From Generation to Storytelling Workflows

Diving deeper into

Coco Mao, CEO of OpenArt, on building the TikTok for AI video

Interview
the market has been saturated by tools with increasingly similar capabilities
Analyzed 5 sources

Saturation means raw generation is no longer where durable value sits, because most image tools can now make broadly similar outputs and the real product battle has moved up the stack into workflow, audience, and packaged use case. OpenArt grew quickly in image generation, but the company now frames its wedge around turning a rough idea into a finished story, with script help, storyboard frames, character consistency, image to video, and audio assembled into one simpler flow for creators and SMBs.

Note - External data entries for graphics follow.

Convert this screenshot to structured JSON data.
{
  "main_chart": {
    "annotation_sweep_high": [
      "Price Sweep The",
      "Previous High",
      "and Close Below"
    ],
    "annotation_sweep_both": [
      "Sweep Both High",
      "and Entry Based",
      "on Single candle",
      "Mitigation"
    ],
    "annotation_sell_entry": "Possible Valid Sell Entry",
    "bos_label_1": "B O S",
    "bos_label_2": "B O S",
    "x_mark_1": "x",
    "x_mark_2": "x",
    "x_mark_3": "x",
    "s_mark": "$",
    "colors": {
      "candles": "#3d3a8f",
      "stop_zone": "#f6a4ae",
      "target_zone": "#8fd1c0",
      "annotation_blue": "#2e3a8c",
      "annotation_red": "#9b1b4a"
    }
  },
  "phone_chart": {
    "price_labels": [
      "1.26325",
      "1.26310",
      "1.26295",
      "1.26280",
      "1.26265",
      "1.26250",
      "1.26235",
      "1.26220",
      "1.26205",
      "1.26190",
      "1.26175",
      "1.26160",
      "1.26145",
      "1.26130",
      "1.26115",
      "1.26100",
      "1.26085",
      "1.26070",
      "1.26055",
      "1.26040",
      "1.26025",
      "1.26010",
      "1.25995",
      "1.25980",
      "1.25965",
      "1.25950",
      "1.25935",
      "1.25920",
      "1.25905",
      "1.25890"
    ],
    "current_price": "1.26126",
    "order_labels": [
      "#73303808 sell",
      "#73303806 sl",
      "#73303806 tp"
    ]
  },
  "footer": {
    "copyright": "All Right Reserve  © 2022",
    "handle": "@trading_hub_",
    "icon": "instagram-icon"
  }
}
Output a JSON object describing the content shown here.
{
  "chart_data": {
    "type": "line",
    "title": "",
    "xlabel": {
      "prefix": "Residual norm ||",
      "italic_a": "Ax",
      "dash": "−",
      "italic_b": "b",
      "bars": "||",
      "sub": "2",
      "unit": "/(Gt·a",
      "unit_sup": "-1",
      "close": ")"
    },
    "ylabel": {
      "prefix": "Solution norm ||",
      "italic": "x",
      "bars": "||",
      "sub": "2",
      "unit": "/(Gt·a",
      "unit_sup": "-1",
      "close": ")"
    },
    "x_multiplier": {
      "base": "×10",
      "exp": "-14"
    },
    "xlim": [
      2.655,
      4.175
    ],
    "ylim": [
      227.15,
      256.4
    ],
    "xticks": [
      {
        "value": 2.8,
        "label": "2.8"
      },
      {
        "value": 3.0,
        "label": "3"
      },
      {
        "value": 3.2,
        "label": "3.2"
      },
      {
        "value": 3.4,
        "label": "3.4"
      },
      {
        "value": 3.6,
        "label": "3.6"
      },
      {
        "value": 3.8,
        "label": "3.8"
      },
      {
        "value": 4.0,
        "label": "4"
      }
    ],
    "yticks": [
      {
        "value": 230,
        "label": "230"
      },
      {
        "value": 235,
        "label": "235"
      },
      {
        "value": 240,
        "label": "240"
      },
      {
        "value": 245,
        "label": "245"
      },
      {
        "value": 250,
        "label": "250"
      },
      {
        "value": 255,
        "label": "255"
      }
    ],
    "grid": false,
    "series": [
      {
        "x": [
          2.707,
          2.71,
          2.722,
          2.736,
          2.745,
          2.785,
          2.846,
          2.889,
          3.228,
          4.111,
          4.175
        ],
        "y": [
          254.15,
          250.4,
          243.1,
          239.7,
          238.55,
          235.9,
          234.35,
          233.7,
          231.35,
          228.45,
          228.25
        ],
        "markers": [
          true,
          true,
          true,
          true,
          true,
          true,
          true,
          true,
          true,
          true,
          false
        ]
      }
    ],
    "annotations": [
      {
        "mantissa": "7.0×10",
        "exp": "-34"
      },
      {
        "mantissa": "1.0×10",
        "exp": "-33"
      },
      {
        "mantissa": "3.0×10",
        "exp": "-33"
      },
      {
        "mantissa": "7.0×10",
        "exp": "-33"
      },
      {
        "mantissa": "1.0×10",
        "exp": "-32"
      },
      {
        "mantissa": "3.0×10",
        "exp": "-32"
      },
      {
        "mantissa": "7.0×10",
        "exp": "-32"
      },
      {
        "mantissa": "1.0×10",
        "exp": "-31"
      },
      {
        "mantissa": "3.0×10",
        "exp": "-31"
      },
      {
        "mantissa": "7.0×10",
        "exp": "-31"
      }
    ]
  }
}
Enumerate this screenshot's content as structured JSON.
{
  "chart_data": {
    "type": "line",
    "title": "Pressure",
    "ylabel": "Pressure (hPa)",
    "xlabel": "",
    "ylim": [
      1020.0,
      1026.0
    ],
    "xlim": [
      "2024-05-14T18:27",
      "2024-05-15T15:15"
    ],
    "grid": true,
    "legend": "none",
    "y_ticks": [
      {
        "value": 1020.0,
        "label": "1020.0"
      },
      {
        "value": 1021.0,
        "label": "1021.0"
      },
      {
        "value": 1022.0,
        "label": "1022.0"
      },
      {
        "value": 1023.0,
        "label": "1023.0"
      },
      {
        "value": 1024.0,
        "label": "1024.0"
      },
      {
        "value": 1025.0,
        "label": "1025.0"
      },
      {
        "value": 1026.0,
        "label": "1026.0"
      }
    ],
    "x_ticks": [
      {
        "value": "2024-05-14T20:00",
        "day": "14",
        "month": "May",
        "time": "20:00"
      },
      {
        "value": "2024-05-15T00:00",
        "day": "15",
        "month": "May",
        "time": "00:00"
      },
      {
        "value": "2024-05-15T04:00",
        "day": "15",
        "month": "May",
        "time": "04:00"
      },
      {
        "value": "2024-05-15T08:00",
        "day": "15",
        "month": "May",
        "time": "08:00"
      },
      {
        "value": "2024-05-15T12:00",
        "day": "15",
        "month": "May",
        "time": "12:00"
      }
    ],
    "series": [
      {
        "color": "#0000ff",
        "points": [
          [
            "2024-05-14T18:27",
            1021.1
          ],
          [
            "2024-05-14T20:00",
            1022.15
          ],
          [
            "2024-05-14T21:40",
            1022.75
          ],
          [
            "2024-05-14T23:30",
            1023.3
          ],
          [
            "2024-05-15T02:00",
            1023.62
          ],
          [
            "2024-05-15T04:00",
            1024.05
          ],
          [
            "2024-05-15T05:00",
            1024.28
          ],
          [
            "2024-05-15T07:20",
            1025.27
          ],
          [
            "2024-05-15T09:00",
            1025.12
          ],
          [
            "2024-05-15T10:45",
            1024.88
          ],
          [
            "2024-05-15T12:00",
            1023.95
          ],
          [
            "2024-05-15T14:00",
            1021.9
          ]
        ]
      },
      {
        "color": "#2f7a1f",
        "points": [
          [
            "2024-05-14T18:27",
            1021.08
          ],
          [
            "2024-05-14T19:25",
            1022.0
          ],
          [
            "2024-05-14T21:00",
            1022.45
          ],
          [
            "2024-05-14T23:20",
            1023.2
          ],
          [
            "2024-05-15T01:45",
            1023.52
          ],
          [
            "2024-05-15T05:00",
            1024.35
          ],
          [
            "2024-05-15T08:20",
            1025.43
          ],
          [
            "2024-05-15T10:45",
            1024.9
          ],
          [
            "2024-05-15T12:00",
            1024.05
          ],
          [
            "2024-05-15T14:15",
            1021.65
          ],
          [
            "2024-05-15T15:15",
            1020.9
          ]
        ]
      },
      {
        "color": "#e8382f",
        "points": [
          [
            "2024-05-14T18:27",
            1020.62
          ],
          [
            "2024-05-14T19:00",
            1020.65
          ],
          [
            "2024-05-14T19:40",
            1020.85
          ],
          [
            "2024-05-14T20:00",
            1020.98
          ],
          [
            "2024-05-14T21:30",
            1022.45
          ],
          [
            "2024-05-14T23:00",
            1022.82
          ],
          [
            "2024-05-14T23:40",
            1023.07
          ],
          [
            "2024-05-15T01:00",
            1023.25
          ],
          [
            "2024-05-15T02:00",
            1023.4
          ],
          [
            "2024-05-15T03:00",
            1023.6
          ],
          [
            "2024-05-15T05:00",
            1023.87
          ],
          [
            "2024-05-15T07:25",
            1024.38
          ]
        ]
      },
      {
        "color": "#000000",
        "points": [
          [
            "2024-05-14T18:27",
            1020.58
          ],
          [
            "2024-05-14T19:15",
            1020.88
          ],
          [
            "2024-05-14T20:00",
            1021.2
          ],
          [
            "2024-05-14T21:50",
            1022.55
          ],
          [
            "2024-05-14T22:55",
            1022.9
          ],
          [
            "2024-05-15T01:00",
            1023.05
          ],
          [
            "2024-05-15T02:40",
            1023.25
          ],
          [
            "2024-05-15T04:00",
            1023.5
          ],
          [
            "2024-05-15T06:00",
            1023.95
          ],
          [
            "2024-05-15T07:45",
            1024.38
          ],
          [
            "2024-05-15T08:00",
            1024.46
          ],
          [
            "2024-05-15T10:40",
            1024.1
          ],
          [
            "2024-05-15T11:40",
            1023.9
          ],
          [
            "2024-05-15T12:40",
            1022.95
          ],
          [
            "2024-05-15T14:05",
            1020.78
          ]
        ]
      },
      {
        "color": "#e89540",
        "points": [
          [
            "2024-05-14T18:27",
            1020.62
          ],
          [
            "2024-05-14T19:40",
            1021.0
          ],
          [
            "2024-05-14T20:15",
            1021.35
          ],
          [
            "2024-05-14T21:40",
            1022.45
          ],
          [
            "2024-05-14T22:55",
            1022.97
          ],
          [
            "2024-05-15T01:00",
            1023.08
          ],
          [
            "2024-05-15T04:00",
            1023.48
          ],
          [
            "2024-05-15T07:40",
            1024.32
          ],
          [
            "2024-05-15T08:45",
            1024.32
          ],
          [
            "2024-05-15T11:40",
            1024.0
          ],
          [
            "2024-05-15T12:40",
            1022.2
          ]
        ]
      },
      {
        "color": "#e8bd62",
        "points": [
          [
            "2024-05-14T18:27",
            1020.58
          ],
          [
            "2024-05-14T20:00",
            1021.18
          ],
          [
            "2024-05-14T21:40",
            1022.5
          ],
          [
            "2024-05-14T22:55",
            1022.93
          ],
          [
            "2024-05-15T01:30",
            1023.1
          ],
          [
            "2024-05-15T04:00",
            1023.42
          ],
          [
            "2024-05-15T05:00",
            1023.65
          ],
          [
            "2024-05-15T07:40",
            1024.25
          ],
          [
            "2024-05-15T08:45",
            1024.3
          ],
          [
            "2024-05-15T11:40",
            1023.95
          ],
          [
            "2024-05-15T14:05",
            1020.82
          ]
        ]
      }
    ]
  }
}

  • OpenArt describes its own earlier image product as close in core capability to Midjourney and Ideogram, which is why it is shifting from a general AI art tool into visual storytelling. The product aim is less make an image, more make a complete social video or short narrative from a single prompt.
  • This split is showing up across the market. Runway is going deeper for filmmakers and VFX teams with shot level control and its own models, while OpenArt and similar product companies are bundling open models into easier creator workflows. The difference is who does the work, the user or the software.
  • As features converge, winners increasingly look like aggregators or workflow products, not standalone model wrappers. Higgsfield’s jump to an estimated $230M ARR by January 2026 came from packaging multiple models behind presets and ad creation workflows, not from winning on a single underlying model alone.

Going forward, the category should keep compressing at the model layer and expanding at the workflow layer. The strongest products will be the ones that own repeatable creative jobs, social ads, story videos, product clips, and character based content, while swapping in better models underneath as they appear.